One of the important steps in transfer of biological sequential information is gene splicing. Several challenges hinder study of gene splicing, such as lack of labeled data which can be used to identify splice sites. Like many other applications in biological problems, machine learning has been used to identify these splice sites. The lack of labeled data, however, makes it a difficult task to build supervised classifiers which can accurately predict these splice sites. We have aimed to address this problem by integrating gene splice site domain knowledge with machine learning techniques.
- Data availability: Data set used is available at http://cbio.mskcc.org/public/raetschlab/user/cwidmer/ Download the apppropriate dataset and run the codes.

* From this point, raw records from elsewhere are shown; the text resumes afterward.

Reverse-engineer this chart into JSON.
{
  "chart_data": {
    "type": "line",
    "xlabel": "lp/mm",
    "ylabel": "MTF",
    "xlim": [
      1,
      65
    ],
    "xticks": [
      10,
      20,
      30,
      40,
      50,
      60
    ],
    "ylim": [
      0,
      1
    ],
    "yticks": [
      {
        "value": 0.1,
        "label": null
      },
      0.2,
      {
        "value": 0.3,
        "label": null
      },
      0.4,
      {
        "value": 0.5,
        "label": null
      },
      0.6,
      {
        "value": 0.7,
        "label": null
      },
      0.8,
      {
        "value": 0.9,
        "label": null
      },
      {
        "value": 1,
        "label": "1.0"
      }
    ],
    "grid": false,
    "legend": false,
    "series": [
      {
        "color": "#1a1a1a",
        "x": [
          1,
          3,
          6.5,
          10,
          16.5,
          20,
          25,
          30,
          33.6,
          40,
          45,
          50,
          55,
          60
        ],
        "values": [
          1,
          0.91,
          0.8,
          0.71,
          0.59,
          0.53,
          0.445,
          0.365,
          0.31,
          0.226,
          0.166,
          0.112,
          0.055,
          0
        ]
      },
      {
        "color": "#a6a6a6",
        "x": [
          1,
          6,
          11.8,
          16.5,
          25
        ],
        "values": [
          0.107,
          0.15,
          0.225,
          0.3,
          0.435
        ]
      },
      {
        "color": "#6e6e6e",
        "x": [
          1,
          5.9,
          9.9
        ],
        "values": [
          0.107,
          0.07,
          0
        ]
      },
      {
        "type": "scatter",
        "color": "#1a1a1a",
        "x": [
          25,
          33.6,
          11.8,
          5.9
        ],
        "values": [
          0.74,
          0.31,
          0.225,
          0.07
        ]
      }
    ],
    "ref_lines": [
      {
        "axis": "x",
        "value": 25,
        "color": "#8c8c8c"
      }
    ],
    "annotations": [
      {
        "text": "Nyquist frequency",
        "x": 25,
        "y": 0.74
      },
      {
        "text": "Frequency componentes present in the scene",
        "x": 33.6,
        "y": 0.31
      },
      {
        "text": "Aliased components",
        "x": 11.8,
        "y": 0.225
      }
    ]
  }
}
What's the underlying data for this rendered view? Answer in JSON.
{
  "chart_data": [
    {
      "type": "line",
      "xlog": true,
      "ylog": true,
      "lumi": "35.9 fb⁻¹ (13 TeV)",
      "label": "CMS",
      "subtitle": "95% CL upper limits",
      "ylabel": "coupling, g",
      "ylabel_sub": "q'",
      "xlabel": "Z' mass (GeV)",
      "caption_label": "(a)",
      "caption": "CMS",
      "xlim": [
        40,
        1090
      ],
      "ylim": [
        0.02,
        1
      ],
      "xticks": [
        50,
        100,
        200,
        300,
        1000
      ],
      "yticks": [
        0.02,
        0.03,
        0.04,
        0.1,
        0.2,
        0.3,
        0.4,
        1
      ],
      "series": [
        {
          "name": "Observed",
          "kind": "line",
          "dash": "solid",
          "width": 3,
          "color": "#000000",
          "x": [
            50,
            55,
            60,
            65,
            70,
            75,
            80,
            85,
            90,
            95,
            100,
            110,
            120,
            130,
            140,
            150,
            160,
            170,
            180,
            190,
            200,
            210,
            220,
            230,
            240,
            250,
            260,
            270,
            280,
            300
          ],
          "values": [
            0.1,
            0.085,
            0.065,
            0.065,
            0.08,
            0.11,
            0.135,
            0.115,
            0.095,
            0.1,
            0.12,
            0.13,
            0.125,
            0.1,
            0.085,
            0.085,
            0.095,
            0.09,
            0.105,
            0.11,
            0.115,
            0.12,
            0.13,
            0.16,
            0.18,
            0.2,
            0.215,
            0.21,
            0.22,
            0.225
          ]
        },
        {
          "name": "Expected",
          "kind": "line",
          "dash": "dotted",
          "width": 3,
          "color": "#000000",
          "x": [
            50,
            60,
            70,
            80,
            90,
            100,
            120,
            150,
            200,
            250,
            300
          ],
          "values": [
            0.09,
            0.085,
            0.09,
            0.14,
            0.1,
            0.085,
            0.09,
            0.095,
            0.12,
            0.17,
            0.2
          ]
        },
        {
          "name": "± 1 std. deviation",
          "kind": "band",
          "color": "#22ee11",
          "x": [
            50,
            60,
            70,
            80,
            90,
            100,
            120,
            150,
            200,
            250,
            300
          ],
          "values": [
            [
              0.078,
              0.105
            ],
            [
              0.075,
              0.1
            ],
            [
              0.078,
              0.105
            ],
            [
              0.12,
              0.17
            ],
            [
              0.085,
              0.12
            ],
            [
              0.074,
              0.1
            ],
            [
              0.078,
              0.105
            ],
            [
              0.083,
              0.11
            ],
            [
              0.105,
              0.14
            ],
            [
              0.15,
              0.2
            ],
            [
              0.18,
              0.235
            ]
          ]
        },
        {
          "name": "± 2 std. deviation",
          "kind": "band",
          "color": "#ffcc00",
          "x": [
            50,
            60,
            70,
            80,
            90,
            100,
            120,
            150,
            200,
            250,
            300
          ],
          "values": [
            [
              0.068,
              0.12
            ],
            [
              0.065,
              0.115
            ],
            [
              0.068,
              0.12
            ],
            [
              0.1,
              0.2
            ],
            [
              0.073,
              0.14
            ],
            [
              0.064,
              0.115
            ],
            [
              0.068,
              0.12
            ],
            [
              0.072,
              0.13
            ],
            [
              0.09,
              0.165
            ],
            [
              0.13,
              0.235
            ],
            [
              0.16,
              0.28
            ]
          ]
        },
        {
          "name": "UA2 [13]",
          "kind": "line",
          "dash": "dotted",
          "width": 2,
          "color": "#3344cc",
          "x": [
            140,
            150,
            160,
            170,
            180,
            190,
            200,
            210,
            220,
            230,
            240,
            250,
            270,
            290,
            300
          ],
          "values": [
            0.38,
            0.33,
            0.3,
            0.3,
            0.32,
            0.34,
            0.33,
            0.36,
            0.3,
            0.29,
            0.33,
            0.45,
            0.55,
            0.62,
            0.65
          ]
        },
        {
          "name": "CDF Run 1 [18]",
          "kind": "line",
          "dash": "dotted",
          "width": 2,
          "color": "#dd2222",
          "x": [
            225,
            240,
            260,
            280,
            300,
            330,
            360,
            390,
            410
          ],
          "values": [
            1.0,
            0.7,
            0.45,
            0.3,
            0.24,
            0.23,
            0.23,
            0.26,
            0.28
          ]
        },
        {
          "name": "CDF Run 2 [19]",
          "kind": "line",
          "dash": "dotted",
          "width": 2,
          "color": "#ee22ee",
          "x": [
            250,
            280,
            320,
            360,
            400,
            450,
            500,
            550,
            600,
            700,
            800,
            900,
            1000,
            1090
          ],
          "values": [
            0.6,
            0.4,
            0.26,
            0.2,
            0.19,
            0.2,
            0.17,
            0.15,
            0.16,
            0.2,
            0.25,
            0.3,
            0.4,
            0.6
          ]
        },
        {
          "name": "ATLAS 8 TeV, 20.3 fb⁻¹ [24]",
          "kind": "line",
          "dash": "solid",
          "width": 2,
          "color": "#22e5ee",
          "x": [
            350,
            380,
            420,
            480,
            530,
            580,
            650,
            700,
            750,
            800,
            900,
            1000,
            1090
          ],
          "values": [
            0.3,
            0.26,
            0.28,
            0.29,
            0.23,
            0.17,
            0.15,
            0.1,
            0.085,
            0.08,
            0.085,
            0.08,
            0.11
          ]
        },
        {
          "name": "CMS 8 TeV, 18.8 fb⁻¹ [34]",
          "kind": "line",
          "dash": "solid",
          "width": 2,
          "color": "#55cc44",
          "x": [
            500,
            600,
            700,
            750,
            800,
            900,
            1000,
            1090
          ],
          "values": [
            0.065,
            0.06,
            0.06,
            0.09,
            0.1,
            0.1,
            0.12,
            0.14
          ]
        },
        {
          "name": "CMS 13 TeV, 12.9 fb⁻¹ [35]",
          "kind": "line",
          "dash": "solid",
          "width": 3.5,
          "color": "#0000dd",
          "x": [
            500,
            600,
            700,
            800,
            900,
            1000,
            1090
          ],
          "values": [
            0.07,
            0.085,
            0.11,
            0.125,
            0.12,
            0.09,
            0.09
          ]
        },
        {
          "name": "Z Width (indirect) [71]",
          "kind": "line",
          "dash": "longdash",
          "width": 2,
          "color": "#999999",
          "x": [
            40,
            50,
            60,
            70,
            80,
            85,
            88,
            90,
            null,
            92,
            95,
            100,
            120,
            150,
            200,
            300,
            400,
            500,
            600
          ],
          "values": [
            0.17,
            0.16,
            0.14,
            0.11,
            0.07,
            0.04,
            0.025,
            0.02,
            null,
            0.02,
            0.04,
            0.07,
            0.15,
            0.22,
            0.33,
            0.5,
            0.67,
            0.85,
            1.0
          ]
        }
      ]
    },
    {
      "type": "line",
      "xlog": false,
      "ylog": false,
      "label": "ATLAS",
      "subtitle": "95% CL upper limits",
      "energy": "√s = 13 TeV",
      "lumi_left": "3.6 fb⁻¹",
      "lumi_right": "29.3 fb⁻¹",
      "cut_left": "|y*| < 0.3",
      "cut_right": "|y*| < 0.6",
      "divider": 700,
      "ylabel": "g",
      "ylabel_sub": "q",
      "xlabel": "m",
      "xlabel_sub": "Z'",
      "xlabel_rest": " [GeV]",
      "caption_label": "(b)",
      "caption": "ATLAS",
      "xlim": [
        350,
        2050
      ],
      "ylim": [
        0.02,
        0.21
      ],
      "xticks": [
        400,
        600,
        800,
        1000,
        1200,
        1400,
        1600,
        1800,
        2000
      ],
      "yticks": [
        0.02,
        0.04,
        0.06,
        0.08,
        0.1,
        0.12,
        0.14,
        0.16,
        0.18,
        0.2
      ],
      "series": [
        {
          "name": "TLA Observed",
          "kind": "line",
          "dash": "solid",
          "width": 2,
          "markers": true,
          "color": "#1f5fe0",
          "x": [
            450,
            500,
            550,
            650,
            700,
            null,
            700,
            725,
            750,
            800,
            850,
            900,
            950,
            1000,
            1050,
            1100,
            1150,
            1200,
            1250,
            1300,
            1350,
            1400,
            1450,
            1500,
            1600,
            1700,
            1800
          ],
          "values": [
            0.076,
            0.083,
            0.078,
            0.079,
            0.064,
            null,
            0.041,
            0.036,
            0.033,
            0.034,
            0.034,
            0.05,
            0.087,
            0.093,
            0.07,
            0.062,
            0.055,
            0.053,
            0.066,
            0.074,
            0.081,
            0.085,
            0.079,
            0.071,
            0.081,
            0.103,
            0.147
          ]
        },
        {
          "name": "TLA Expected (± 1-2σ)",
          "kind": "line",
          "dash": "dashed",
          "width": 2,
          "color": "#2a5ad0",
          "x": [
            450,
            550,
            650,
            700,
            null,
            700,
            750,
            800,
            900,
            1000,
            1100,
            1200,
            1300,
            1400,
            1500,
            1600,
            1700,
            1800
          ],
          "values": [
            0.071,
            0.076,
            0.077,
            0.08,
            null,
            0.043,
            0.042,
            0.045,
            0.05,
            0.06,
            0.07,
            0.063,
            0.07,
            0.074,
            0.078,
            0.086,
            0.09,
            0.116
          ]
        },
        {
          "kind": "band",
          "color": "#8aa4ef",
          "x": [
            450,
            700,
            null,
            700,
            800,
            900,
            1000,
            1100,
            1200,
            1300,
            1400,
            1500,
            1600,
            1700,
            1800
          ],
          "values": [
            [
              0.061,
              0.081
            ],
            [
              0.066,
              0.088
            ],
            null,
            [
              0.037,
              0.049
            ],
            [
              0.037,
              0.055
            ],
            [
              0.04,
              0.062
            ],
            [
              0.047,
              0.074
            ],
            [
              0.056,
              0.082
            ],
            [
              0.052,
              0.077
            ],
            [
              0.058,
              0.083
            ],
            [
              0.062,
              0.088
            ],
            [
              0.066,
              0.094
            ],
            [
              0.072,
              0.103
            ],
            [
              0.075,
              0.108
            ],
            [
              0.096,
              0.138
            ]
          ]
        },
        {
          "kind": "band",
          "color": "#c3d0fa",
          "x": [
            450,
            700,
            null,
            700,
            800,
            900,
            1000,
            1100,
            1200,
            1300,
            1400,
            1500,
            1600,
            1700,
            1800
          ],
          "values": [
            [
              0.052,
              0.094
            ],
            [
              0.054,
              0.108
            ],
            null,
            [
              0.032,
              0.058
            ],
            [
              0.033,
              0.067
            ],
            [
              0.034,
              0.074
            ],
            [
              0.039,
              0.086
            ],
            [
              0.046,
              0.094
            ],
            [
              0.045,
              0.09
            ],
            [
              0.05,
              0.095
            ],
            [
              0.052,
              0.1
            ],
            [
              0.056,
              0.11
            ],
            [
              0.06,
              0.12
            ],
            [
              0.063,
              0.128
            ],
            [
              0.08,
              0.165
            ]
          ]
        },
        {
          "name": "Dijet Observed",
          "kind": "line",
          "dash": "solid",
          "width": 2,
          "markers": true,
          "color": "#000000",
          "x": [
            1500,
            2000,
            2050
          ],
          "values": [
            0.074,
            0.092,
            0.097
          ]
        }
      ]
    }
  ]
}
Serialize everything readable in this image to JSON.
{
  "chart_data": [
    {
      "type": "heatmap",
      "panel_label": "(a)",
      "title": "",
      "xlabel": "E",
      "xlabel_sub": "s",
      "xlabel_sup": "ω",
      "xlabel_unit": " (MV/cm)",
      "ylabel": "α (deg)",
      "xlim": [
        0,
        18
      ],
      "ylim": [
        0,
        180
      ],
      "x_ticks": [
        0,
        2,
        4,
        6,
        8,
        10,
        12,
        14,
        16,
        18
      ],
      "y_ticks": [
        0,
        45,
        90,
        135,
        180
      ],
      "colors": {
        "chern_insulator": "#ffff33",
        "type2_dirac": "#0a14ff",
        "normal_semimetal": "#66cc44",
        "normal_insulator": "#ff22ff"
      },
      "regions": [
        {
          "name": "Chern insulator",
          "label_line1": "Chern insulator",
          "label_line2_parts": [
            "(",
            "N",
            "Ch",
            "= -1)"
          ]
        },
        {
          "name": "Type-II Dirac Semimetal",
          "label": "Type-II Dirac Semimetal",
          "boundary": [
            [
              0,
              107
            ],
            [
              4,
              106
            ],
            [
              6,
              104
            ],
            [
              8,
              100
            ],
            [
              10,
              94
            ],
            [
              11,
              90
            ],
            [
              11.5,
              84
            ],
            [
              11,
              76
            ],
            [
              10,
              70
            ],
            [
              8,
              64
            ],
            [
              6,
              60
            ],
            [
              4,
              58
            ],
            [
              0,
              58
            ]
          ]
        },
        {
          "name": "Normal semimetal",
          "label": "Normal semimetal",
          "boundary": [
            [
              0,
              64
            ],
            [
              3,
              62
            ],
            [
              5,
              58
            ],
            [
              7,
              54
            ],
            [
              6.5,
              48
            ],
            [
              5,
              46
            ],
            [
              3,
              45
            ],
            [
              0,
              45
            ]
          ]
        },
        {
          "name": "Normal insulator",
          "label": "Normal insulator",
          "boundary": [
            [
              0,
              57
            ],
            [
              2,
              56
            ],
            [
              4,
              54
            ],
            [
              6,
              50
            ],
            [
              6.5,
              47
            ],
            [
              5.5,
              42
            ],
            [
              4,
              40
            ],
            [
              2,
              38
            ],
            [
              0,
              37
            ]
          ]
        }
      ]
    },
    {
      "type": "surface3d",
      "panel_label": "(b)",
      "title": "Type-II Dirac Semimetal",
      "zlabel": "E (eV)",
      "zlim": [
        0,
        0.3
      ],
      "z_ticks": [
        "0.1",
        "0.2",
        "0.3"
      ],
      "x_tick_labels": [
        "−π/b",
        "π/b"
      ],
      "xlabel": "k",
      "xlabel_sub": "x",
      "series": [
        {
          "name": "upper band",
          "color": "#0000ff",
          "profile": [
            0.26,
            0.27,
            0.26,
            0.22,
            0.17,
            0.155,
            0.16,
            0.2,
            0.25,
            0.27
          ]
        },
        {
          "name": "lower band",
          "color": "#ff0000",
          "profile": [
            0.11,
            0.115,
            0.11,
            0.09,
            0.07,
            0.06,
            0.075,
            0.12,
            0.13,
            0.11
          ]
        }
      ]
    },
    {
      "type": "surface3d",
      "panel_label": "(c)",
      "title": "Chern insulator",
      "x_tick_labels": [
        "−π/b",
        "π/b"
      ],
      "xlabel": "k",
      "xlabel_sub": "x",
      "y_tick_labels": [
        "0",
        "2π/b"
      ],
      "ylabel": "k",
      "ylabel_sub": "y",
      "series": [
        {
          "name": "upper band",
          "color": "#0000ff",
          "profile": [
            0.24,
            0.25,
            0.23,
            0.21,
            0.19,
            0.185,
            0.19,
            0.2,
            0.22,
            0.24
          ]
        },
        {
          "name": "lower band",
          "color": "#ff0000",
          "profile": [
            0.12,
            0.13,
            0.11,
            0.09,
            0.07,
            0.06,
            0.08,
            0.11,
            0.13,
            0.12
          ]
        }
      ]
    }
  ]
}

- The feature generation file is used to generate DNA-related features which can help in splice site detection. The details can be found in the following paper- Islamaj, R., Getoor, L., & Wilbur, W. J. (2006, September). A feature generation algorithm for sequences with application to splice-site prediction. In European Conference on Principles of Data Mining and Knowledge Discovery (pp. 553-560). Springer Berlin Heidelberg.
- The feature selection methods used are dependent on the type of Machine Learning technique used, and are different for different algorithms. Before building the models, feature selection is used in each of the codes.
- Since this is a rare event problem, we have used the Precision-Recall Curve as the validation criteria, and have compared models based on that.
The work was inspired from the following paper- Herndon, N., & Caragea, D. (2016). A Study of Domain Adaptation Classifiers Derived From Logistic Regression for the Task of Splice Site Prediction. IEEE transactions on nanobioscience, 15(2), 75-83.
Our work is in the process of being published, as we are still working on compiling the reports and the resutls, and improving on some of them. The FINAL.pdf is the current version of our work.